Raffaello Sanzio da Urbino (1483 -1520), who was simply known as just Raphael was a very talented Italian painter who was only 37 years at the time of his death.
Rafael was part of a trinity of Renaissance great master along with Michelangelo and Leonardo Da Vinci.
The life and death of the Renaissance master have been a subject of debates for a number of reasons, but recently art historians managed to solve the mystery of Rafael’s tomb by reconstructing his face.
Raphael’s Knowledge Of Egyptian Blue
After the fall of the Roman Empire, the oldest blue in history had been lost and replaced by lapis lazulli. According to this latest study, Raphael carried out a unique experiment in his workshop and used the color in the masterpiece painted onto the walls of the then luxury Palazzo Chigi.
Professor Antonio Sgamellotti of the Lincei Academy conducted a study of Raphael’s frescoes.
“ It is the first time that we find this pigment in a work by Raphael, whose use for the Galatea, not coincidentally a mythological subject, may have been born in the Urbino artist's workshop and engendered by his great interest in the ancient world,” Professor Sgamellotti explained.
According to ANSA, “The study, carried out to mark the 500th anniversary of the painter's death, will be presented at the show "Raphael in the Villa Farnesina, Galatea and Psyche", curated by Sgamellotti and by Virginia Lapenta, which will be held from October 6 to January 6, 2021 in the residence designed by Baldassarre Peruzzi and decorated by Raphael together with all the other great names in painting of his time.
The Triumph of Galatea is a fresco completed by Raphael in around 1514.
The Triumph of Galatea by Raphael.
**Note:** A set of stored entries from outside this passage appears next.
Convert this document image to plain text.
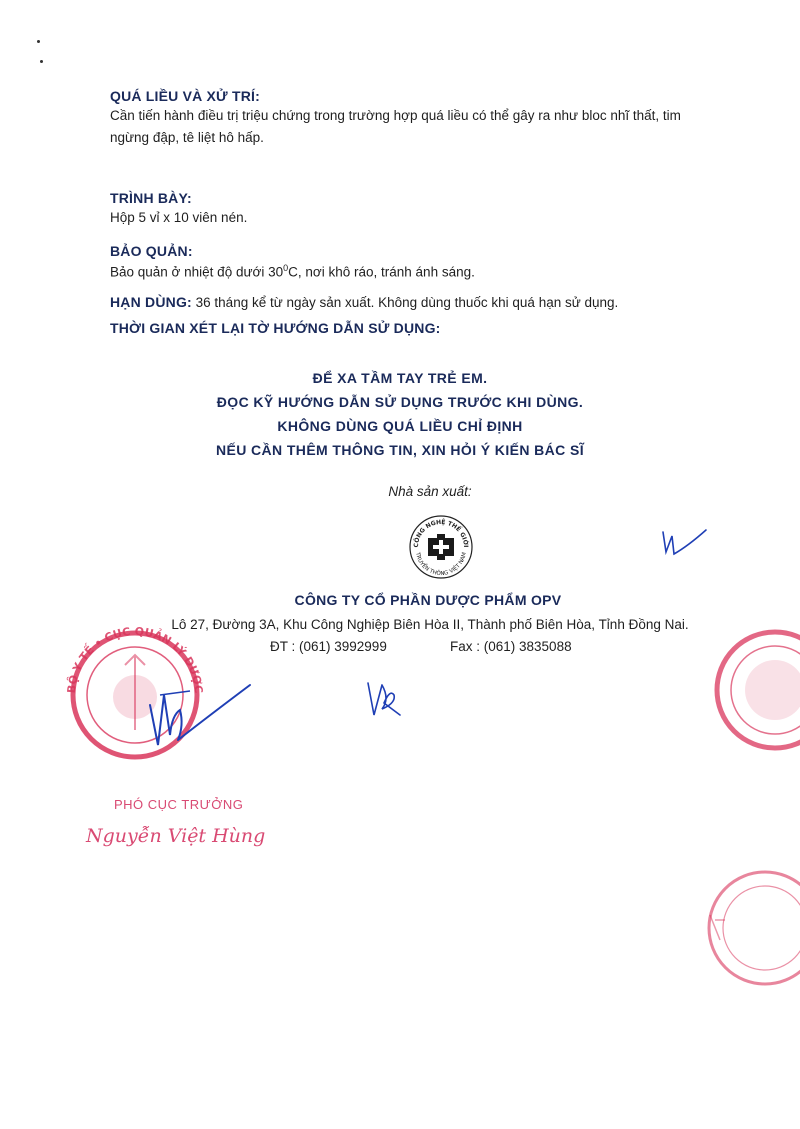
QUÁ LIỀU VÀ XỬ TRÍ:
Cần tiến hành điều trị triệu chứng trong trường hợp quá liều có thể gây ra như bloc nhĩ thất, tim
ngừng đập, tê liệt hô hấp.
TRÌNH BÀY:
Hộp 5 vỉ x 10 viên nén.
BẢO QUẢN:
Bảo quản ở nhiệt độ dưới $30^0C$, nơi khô ráo, tránh ánh sáng.
HẠN DÙNG: 36 tháng kể từ ngày sản xuất. Không dùng thuốc khi quá hạn sử dụng.
THỜI GIAN XÉT LẠI TỜ HƯỚNG DẪN SỬ DỤNG:
ĐỂ XA TẦM TAY TRẺ EM.
ĐỌC KỸ HƯỚNG DẪN SỬ DỤNG TRƯỚC KHI DÙNG.
KHÔNG DÙNG QUÁ LIỀU CHỈ ĐỊNH
NẾU CẦN THÊM THÔNG TIN, XIN HỎI Ý KIẾN BÁC SĨ
Nhà sản xuất:
CÔNG NGHỆ THẾ GIỚI
TRUYỀN THÔNG VIỆT NAM
CÔNG TY CỔ PHẦN DƯỢC PHẨM OPV
Lô 27, Đường 3A, Khu Công Nghiệp Biên Hòa II, Thành phố Biên Hòa, Tỉnh Đồng Nai.
ĐT : (061) 3992999	Fax : (061) 3835088
BỘ Y TẾ • CỤC QUẢN LÝ DƯỢC
PHÓ CỤC TRƯỞNG
Nguyễn Việt Hùng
Credit: Public Domain
The Farnesina was built for the Sienese banker Agostino Chigi, one of the richest men of that age, and originally called the Villa Chigi.
The Farnese family later acquired and renamed the villa, smaller than the more ostentatious palazzo at the other side of the Tiber.
The fresco is a mythological scene of a series embellishing the open gallery of the building, a series never completed which was inspired to the "Stanze per la giostra" of the poet Angelo Poliziano.
In Greek mythology, the beautiful Nereid Galatea had fallen in love with the peasant shepherd Acis. Her consort, one-eyed giant Polyphemus, after chancing upon the two lovers together, lobbed an enormous pillar and killed Acis - Sebastiano del Piombo produced a fresco of Polyphemus next to Raphael's work.”